The problem we set out to solve is to understand what users are saying, and to solve that you have to understand the knowledge base. We couldn’t find one already, so we built one ourselves. We do make direct access to the knowledge graph available through our API. Some customers are accessing the knowledge graph specifically from their API. But that doesn’t hit the big vision that we are trying to reach.
Tuttle is singularly focused on building an API platform that initially makes speech recognition highly accurate, with a medium-term vision of helping speech recognition pre-empt user need based on passive listening.
“Voice will become more embedded in apps and [the Internet of Things] the next three years,” he says, pointing to three key influences:
1. Advances in technology are enabling speech recognition to be as accurate as voice.
2. More and more connected devices will have microphones but not necessarily keyboards.
3. Platform vendors are building speech recognition into the next iteration of all operating systems and browsers, making the infrastructure available to all.

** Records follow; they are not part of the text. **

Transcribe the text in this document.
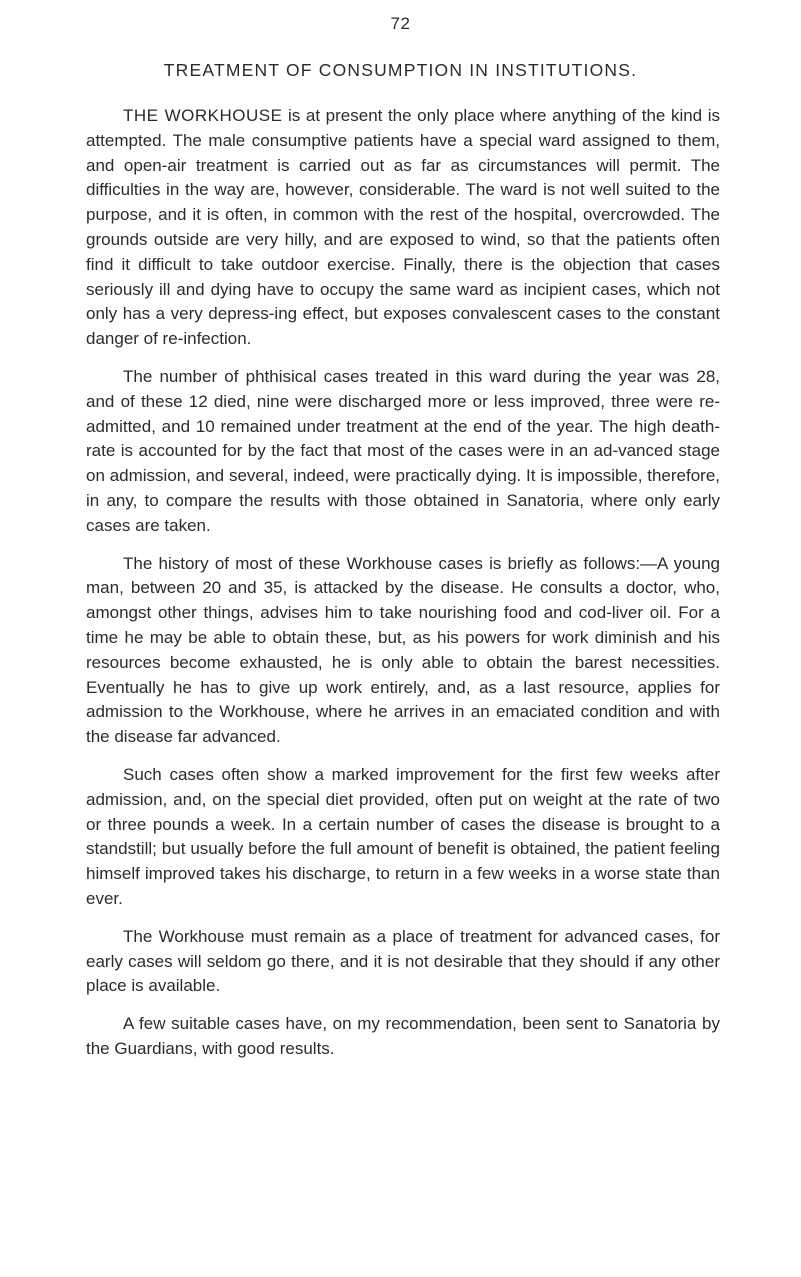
72
TREATMENT OF CONSUMPTION IN INSTITUTIONS.

THE WORKHOUSE is at present the only place where anything of the kind is attempted. The male consumptive patients have a special ward assigned to them, and open-air treatment is carried out as far as circumstances will permit. The difficulties in the way are, however, considerable. The ward is not well suited to the purpose, and it is often, in common with the rest of the hospital, overcrowded. The grounds outside are very hilly, and are exposed to wind, so that the patients often find it difficult to take outdoor exercise. Finally, there is the objection that cases seriously ill and dying have to occupy the same ward as incipient cases, which not only has a very depress-ing effect, but exposes convalescent cases to the constant danger of re-infection.

The number of phthisical cases treated in this ward during the year was 28, and of these 12 died, nine were discharged more or less improved, three were re-admitted, and 10 remained under treatment at the end of the year. The high death-rate is accounted for by the fact that most of the cases were in an ad-vanced stage on admission, and several, indeed, were practically dying. It is impossible, therefore, in any, to compare the results with those obtained in Sanatoria, where only early cases are taken.

The history of most of these Workhouse cases is briefly as follows:—A young man, between 20 and 35, is attacked by the disease. He consults a doctor, who, amongst other things, advises him to take nourishing food and cod-liver oil. For a time he may be able to obtain these, but, as his powers for work diminish and his resources become exhausted, he is only able to obtain the barest necessities. Eventually he has to give up work entirely, and, as a last resource, applies for admission to the Workhouse, where he arrives in an emaciated condition and with the disease far advanced.

Such cases often show a marked improvement for the first few weeks after admission, and, on the special diet provided, often put on weight at the rate of two or three pounds a week. In a certain number of cases the disease is brought to a standstill; but usually before the full amount of benefit is obtained, the patient feeling himself improved takes his discharge, to return in a few weeks in a worse state than ever.

The Workhouse must remain as a place of treatment for advanced cases, for early cases will seldom go there, and it is not desirable that they should if any other place is available.

A few suitable cases have, on my recommendation, been sent to Sanatoria by the Guardians, with good results.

Tuttle sees apps being built across business and for the connected car and connected home, based on two main functions: to provide answers and to perform actions.
To Provide Answers
Responses are displayed on search screens or are tasks that are immediately implemented. For example, speech recognition is being enabled in apps and in the business value chain to allow end users to quickly search for results. In the home. This may translate into being able to see search results displayed while the end user’s hands are busy — looking up an ingredient on an iPad while cooking, for example.
To Perform Actions
The connected home and car markets are advancing rapidly in uptake of the MindMeld API, says Tuttle. He is convinced that as this grows even more, people will not want an end user experience where their objects speak as well:
People don’t want a conversational exchange; they don’t want for their TV or fridge to talk back to them. They just want the answer immediately, and the fastest way to get the answer is to show them: "Find the answer even before I have finished asking for it and show it to me."
Predictive Apps With Passive Listening
Already MindMeld API is seeing high accuracy of its speech-recognition functionality for apps that are built for a specific purpose, with an associated knowledge graph that matches that use case.
Now, MindMeld API is working with a number of business clients on a set of predictive speech-recognition apps that he expects will reach optimal accuracy in the next 12 to 18 months. This takes speech-recognition apps further. Instead of clicking a button to turn on speech recognition or using code words like “OK” or “Siri,” a new generation of apps would be "passively listening" all the time.
Tuttle maps out how these apps will look:
We are seeing some interesting applications coming up for meeting chat lines. Our app only chimes in when it has some interesting data to offer. That’s not happening yet, it is coming up in a year or so. It represents a new use case that doesn’t exist today. It has to be built for a specific application and be something the users want. Up until today, the technology hasn’t been smart enough to know what to ignore, but we are seeing some great responses. In the next 18 months we are expecting to see a few examples that users will love.
This is a request we get all the time from companies, especially from call centers and conference call systems. Anyone who can crack the code on that will solve a pretty important problem. We have been building with some partners and they have seen some dramatic improvement recently; they are almost ready for prime time.
In a call center, for example, customer support are running searches constantly as the customer talks. Even if listening apps save 5% or even 1% of search time, it is a big benefit for the business in efficiencies and customer experience. It is like Google AutoFill — even before the customer finishes asking, product pages or technical help can be displayed to make the interaction more streamlined, more efficient.
MindMeld API has a freemium model so that developers can register for an API key and begin experimenting immediately. A paid plan kicks in based on a number of business factors, including the size of the knowledge graph, the number of applications being built and the number of API calls that can be made.